Molte aziende implementano l’IA quando la loro infrastruttura dati è ancora frammentata, priva di governance e inadatta per l’IA generativa o l’IA agentica (Agentic AI).
EY osserva che solo un ristretto numero di organizzazioni possiede una “data maturity” sufficiente per scalare l’IA in modo efficace su larga scala.
Il primo segnale è una strategia dati che serve solo per la compliance e la reportistica statica, anziché supportare l’apprendimento automatico, l’automazione e il processo decisionale in tempo reale. Molti sistemi di dati aziendali esistono in silo, mancano di metadati, hanno una proprietà (ownership) poco chiara e sono difficili da tracciare.

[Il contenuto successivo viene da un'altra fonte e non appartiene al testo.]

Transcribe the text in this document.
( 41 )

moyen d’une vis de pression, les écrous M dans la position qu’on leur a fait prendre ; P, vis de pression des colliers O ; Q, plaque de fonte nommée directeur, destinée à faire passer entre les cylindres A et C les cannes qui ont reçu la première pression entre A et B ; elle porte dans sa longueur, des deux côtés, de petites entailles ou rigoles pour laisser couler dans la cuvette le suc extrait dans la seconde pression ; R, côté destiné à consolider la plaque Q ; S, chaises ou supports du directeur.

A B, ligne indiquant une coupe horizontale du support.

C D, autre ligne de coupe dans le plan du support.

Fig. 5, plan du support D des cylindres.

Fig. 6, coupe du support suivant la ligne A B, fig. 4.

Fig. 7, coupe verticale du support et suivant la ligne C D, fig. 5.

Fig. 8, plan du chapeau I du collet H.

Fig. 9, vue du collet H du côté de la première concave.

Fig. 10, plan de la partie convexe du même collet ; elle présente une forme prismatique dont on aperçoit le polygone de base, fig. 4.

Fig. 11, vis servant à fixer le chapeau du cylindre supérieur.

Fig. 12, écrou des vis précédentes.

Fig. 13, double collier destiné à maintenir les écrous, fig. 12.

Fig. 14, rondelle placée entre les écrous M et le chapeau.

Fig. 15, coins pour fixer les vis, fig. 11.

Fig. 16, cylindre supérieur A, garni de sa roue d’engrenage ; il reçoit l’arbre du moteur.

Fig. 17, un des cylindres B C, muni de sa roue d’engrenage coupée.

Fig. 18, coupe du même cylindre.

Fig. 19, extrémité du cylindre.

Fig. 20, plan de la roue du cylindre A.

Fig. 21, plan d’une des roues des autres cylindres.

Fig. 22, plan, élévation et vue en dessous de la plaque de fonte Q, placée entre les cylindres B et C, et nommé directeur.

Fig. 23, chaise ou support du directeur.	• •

Il secondo segnale è una gestione debole dei dati, in cui le aziende non sanno dove risiedano i dati o cosa contengano. Capital One ha dichiarato di aver dovuto modernizzare l’intero ecosistema di dati cloud per poter servire l’IA.
Il terzo segnale è una governance che non funziona in modo efficace, costringendo i reparti a riconciliare (reconcile) i dati manualmente. L’University of Tennessee, Knoxville avverte che l’IA amplificherà le incongruenze invece di risolverle.
Il segnale successivo è un sistema di business intelligence (BI) che perde utenti perché i dipendenti creano autonomamente fogli di calcolo, shadow model o analytics separati. Secondo ISG, quando gli utenti smettono di fidarsi della BI centralizzata, i dati aziendali hanno iniziato a “rompere il semantic layer”.
Un altro segnale pericoloso è rappresentato da dati che non sono chiaramente collegati ai business outcome su cui l’IA deve influire. Concentrix ritiene che l’IA restituisca spesso risultati errati quando la knowledge base è obsoleta, priva di struttura o con una governance blanda. Molti sistemi di dati sono scritti per essere letti dagli umani e non per essere elaborati automaticamente dalle macchine.
L’articolo sottolinea inoltre che il “data debt” (debito di dati) è un grosso problema quando le aziende accumulano anni di dati non standardizzati, privi di valore e pieni di scorciatoie tecniche.
La City University of New York ritiene che la maggior parte delle aziende non abbia incentivi finanziari per correggere realmente la qualità dei dati.
L’ultimo segnale è che l’azienda incontra difficoltà persino con la reportistica e l’analitica di base. Se la creazione di un semplice insight richiede ancora il coordinamento di più team e operazioni manuali, l’IA non farà altro che complicare il problema.
Gli esperti ritengono che l’IA non possa salvare una base dati debole, ma al contrario esporrà tutte le lacune presenti nell’infrastruttura dati aziendale.
L’articolo conclude che l’IA è affascinante, ma la data governance rimane il lavoro più difficile e cruciale affinché l’IA crei valore reale.
📌 Conclusione: La maggior parte dei fallimenti dell’IA oggi non risiede nei modelli, ma nei dati aziendali retrostanti. Problemi come i silo di dati, una governance debole, una semantica non unificata e anni di “data debt” accumulato rendono difficile per l’IA generativa e l’IA agentica creare valore reale su larga scala. Quando persino la business intelligence di base manca di affidabilità, l’IA finirà solo per amplificare gli errori invece di risolverli. Ciò riflette una nuova tendenza del mercato: la corsa all’IA si sta spostando da chatbot e modelli verso il problema dell’infrastruttura dati, dei metadati e della governance interna aziendale.